Forsyth County Fire Department

Operational area
- Country: United States

Agency overview
- Established: 1972
- Annual calls: 17,917 (2024)
- Employees: 267 (2024)
- Annual budget: $38,327,165 (2024)
- Staffing: Career
- Fire chief: Chief Of Department Barry Head
- Motto: "Service through Tradition, Excellence, and Integrity"

Facilities and equipment
- Battalions: 2
- Stations: 14
- Engines: 14
- Trucks: 2
- Squads: 3
- Rescues: 2
- Ambulances: 11
- Wildland: 2
- Fireboats: 1
- Rescue boats: 1
- Light and air: 1

Website
- https://www.forsythco.com/FD

= Forsyth County Fire Department =

Fire department for Forsyth County, Georgia

The Forsyth County Fire Department (FCFD) is the fire department for Forsyth County, Georgia. The department provides firefighting and emergency medical services countywide. The department is responsible for servicing an area of 224.6 square miles (581.7 km²) with over 280,000 residents.
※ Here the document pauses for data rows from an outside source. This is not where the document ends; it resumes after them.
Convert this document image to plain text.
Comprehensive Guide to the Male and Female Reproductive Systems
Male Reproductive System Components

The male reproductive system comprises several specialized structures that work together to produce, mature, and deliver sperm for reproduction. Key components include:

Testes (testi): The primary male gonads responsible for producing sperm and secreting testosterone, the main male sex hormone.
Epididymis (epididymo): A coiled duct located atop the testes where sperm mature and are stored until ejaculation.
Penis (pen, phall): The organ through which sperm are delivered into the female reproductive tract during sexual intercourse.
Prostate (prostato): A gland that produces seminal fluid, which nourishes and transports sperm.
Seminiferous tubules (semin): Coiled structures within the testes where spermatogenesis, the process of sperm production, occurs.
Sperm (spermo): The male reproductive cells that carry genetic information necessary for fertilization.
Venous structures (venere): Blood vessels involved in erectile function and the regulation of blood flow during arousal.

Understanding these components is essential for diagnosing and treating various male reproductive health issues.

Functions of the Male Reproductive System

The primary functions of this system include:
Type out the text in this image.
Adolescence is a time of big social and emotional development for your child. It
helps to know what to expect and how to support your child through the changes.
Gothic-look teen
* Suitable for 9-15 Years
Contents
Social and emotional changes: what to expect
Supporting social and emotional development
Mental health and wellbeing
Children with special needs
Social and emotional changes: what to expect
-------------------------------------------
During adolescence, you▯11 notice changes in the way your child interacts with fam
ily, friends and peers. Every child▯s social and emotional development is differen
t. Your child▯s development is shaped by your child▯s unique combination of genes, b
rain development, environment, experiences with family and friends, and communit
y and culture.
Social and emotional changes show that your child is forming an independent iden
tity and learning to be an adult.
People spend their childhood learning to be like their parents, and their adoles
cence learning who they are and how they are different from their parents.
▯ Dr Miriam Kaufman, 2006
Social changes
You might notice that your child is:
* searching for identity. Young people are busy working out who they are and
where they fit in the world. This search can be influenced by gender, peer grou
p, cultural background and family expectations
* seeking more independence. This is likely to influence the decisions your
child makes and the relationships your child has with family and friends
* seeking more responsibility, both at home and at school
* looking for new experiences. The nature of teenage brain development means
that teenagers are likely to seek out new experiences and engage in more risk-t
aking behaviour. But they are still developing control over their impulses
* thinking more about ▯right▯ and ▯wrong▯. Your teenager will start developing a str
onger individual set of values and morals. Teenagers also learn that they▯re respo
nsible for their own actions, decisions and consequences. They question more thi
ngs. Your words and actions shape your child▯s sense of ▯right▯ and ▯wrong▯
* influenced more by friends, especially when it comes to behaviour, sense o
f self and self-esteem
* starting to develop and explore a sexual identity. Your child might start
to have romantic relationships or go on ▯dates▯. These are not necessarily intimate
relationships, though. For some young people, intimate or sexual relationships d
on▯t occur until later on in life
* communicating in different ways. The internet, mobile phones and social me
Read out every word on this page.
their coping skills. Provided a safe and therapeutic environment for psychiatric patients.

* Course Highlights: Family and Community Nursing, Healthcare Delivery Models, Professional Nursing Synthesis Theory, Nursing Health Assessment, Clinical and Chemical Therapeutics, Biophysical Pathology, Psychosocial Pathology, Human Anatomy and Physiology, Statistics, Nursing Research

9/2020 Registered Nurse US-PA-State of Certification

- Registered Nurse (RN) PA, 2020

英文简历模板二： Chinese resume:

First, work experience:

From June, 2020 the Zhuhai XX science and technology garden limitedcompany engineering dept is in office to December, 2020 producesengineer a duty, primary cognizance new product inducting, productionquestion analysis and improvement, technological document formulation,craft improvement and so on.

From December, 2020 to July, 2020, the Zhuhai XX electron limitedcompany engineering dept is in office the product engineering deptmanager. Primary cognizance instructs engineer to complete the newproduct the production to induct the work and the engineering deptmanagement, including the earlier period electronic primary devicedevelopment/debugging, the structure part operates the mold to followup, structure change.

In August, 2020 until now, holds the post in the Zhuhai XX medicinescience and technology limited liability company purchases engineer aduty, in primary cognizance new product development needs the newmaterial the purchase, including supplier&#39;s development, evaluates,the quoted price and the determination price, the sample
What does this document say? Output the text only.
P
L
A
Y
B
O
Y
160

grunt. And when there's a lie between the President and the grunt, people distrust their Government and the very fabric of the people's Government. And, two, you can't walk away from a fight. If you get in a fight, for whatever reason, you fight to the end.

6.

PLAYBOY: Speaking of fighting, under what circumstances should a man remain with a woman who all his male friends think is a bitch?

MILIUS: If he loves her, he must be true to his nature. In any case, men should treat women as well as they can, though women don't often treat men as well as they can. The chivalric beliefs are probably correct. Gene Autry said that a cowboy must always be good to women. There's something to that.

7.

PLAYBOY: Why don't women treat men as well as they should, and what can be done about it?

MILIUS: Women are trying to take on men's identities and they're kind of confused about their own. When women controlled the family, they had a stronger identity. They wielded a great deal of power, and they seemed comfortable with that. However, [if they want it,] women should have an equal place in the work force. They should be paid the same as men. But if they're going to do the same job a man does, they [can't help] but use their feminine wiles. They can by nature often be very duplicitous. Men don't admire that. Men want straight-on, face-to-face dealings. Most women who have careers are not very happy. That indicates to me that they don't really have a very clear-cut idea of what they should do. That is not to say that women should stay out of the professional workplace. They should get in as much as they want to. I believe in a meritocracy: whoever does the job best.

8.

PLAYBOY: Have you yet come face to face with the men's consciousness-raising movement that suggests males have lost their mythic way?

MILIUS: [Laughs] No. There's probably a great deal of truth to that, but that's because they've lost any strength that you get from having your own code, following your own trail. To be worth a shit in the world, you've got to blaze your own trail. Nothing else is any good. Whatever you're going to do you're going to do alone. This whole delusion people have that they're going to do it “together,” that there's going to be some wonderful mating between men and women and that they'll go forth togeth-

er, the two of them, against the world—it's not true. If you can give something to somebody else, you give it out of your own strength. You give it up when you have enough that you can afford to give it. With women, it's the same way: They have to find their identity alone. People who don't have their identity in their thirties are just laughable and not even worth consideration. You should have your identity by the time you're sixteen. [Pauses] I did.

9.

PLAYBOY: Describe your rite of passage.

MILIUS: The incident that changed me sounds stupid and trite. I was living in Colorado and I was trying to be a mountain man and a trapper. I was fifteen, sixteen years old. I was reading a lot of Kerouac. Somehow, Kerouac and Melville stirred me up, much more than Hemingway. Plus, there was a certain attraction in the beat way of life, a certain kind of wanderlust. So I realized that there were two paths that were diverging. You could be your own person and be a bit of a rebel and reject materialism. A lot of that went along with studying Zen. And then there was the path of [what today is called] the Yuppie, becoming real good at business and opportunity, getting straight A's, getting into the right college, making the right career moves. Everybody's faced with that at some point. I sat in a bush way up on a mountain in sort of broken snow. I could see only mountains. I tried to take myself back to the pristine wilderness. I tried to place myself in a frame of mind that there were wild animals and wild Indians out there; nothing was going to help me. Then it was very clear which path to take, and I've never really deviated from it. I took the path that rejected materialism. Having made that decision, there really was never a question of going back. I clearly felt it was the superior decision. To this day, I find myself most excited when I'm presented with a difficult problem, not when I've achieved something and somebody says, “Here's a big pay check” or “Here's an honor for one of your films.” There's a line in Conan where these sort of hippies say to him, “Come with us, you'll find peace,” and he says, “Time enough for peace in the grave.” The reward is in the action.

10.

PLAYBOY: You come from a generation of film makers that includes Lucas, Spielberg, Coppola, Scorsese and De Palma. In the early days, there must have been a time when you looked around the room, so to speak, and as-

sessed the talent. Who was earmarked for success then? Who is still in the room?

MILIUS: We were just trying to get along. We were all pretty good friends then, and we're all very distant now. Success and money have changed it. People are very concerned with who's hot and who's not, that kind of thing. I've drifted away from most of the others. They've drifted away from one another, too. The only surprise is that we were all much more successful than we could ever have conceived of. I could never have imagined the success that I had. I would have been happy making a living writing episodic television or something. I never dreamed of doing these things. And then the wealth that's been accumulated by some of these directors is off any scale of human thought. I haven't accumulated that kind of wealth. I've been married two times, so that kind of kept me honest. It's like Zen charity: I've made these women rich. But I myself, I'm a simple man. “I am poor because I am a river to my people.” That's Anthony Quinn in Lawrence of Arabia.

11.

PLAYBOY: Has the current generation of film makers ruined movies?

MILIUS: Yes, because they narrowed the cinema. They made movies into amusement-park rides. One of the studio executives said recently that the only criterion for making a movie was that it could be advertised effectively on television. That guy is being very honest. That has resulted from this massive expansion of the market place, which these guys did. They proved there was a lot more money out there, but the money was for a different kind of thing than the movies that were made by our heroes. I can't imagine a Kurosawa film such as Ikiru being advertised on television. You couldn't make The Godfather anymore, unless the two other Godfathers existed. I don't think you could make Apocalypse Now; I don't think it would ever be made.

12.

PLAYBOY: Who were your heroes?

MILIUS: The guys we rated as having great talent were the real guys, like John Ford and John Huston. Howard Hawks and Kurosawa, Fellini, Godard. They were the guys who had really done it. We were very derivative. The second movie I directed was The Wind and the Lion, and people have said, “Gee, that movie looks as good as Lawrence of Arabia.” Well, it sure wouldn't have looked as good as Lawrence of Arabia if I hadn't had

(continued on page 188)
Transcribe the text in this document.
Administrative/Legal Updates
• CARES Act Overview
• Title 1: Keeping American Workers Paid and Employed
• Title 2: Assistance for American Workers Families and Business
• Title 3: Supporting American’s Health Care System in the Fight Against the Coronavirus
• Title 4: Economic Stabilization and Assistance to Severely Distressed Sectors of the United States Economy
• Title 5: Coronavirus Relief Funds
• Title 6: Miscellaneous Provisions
The department is led by Chief of Department Barry Head.

== History ==
The department was established in 1972 as the Forsyth County Fire Protection Committee, staffed by volunteers, before eventually evolving into an organized fire department in spring of 1988, hiring 30 full-time career firefighters, nicknamed the "dirty thirty".

== Stations and Apparatus ==
The Forsyth County Fire Department currently operates out of 14 fire stations, divided into two Battalions, with Battalion One covering the southern half of the county, and Battalion Two covering the northern half. The department also has a headquarters, training facility, and fleet building, which also contains the motor maintenance division. The department also has an ambulance contract with Central EMS

| Fire Station Number | Engine Company | Truck Company | Medical Units (Central EMS) | Special Units | Chief Units | Battalion |
|---|---|---|---|---|---|---|
| 1 | Engine 1 | Truck 1 | Med 1 | UTV 1 | Battalion Chief 1 | 1 |
| 2 | Engine 2 |  | Med 2 | Heavy Rescue 2, UTV 2 |  | 1 |
| 3 | Engine 3 |  | Med 3 | Brush Truck 3, UTV 3 |  | 2 |
| 4 | Engine 4 |  | Med 4 |  |  | 2 |
| 5 | Engine 5 |  | Med 5 |  |  | 2 |
| 6 | Engine 6 | Truck 6 | Med 6 | Brush Truck 6 |  | 1 |
| 7 | Engine 7 |  |  | Tanker 7 |  | 2 |
| 8 | Engine 8 |  | Med 8 |  |  | 2 |
| 9 | Engine 9 |  |  | Tanker 9, Dive 9, Marine 9, Squad 9 |  | 2 |
| 10 | Engine 10 |  | Med 10 |  |  | 1 |
| 11 | Engine 11 |  | Med 11 | Light & Air 11, Tanker 11, UTV 11 |  | 1 |
| 12 | Engine 12 |  | Med 12 | Rescue 12, Squad 12, UTV 12 | Battalion Chief 2 | 2 |
| 14 | Engine 14 |  |  |  |  | 1 |
| 15 | Engine 15 |  | Med 15 | Squad 15, Swiftwater 15 |  |  |

== Former Stations ==
Fire Station 9 was replaced under the same number, the new Station 9 was officially opened on September 12, 2024. Fire Station 15, similarly to Station 9, was replaced by a newer facility under the same number.